La question de la discrimination pour cause de précarité sociale est aussi un axe d’ engagement important. Nous nous battons donc pour que ce 21ème critère de discrimination soit ajouté au code pénal. Le Sénat a déjà voté la loi, il faut qu’elle passe maintenant devant l’Assemblée nationale. Ainsi il y aura au moins des choses que l’on ne pourra plus dire.

Nous sommes également très engagés dans lutte contre la résignation en matière d’échec scolaire. Comment associer les parents à l’école alors qu’ils ont été eux-mêmes en échec scolaire ? C’est le sens du rapport remis au Conseil Economique, Social et Environnemental (CESE) par Marie-Aleth Grard la vice présidente d’ATD Quart Monde qui a invité les parents avec lesquels elle a travaillé à venir à la tribune exprimer leur vision des relations avec l'Ecole.

 

Quel constat faites-vous de l’évolution du mécénat ?

Clairement l’État a de moins en moins de moyens. Nous sommes donc amenés à nous tourner vers les entreprises pour trouver des financements.

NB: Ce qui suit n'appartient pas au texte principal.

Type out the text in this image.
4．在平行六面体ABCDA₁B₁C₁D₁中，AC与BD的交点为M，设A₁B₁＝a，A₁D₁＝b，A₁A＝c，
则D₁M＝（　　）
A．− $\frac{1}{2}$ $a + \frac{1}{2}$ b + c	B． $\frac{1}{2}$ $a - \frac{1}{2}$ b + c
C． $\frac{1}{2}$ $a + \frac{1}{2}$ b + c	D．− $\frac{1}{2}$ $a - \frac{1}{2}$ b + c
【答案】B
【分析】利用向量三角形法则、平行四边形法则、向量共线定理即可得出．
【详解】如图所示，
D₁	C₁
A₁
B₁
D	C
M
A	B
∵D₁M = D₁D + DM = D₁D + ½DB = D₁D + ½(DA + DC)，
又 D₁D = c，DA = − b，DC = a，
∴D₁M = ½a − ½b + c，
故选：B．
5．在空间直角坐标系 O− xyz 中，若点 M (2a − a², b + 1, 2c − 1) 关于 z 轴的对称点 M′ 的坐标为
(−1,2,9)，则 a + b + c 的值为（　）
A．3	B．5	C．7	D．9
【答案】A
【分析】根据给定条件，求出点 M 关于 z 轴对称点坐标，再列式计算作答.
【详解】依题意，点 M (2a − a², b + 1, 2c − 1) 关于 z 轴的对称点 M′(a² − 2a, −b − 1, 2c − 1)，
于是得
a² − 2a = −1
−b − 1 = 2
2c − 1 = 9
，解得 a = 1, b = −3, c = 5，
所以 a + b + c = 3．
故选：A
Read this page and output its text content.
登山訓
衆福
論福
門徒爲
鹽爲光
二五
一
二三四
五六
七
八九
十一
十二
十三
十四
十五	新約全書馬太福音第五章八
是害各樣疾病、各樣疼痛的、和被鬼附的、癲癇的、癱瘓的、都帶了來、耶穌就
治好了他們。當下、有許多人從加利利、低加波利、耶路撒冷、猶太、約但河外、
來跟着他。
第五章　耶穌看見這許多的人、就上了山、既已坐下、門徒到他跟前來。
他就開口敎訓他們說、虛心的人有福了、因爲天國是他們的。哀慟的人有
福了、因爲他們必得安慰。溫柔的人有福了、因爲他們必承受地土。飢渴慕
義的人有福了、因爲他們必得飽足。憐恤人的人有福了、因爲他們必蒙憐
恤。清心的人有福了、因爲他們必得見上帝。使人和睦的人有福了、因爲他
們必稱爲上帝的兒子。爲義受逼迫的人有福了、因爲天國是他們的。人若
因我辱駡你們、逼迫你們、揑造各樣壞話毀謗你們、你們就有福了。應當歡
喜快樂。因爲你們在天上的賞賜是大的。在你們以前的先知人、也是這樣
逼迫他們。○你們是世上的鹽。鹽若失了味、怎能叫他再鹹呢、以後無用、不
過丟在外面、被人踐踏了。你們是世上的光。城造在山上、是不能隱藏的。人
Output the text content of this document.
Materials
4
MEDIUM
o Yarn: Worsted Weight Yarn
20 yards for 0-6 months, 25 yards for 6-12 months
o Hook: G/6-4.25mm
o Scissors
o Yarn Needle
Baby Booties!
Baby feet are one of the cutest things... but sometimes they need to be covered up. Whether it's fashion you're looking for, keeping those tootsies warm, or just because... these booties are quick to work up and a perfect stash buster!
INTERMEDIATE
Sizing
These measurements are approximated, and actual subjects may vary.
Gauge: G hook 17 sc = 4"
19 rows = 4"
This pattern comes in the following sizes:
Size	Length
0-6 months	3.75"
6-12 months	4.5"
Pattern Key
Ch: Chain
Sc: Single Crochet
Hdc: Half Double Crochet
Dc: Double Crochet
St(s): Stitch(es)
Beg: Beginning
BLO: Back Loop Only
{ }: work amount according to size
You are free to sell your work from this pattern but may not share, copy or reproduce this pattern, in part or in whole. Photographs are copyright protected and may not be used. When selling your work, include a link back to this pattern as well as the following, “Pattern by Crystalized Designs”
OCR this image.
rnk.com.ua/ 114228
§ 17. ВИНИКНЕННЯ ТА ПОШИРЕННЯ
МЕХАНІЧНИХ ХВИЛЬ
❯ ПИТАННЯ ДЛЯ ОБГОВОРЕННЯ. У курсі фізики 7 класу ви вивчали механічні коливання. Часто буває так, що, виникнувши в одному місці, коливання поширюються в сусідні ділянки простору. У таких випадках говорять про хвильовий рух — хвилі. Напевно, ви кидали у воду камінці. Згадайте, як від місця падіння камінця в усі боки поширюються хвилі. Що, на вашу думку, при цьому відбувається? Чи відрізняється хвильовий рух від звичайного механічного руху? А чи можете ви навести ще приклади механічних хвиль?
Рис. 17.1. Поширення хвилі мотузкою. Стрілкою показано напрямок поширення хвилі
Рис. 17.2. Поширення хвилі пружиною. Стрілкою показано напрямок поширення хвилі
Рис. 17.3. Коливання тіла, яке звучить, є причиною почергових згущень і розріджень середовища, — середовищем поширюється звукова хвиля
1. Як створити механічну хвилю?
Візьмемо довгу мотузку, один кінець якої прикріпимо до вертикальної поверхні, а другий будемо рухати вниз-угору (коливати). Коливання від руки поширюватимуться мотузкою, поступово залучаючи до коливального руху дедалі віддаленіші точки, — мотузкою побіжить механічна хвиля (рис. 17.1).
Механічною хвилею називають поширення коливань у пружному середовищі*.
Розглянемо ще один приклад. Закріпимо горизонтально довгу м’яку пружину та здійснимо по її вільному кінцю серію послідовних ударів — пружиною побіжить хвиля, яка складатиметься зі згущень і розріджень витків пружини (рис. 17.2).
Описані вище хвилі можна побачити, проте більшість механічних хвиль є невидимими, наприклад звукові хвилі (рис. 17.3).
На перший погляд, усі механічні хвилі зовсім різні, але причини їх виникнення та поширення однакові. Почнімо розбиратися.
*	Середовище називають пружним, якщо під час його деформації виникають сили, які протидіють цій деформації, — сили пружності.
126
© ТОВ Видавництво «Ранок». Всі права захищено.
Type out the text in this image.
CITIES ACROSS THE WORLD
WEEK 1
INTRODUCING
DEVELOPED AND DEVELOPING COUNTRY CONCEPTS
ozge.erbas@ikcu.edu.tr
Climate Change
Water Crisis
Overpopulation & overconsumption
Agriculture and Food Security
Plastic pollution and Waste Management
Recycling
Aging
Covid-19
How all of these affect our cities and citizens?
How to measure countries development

Mais il est important qu’elles partagent nos valeurs et qu’elles ne donnent pas seulement de l’argent et c’est compliqué. De nombreuses questions éthiques se posent et nous souhaitons davantage d’échanges sur les actions menées. Peut-être devrions-nous rencontrer davantage de grands patrons en leur posant la question : « qu’est-ce qui vous mène dans la vie ? ». Car soyons clairs, nous avons besoin des entreprises.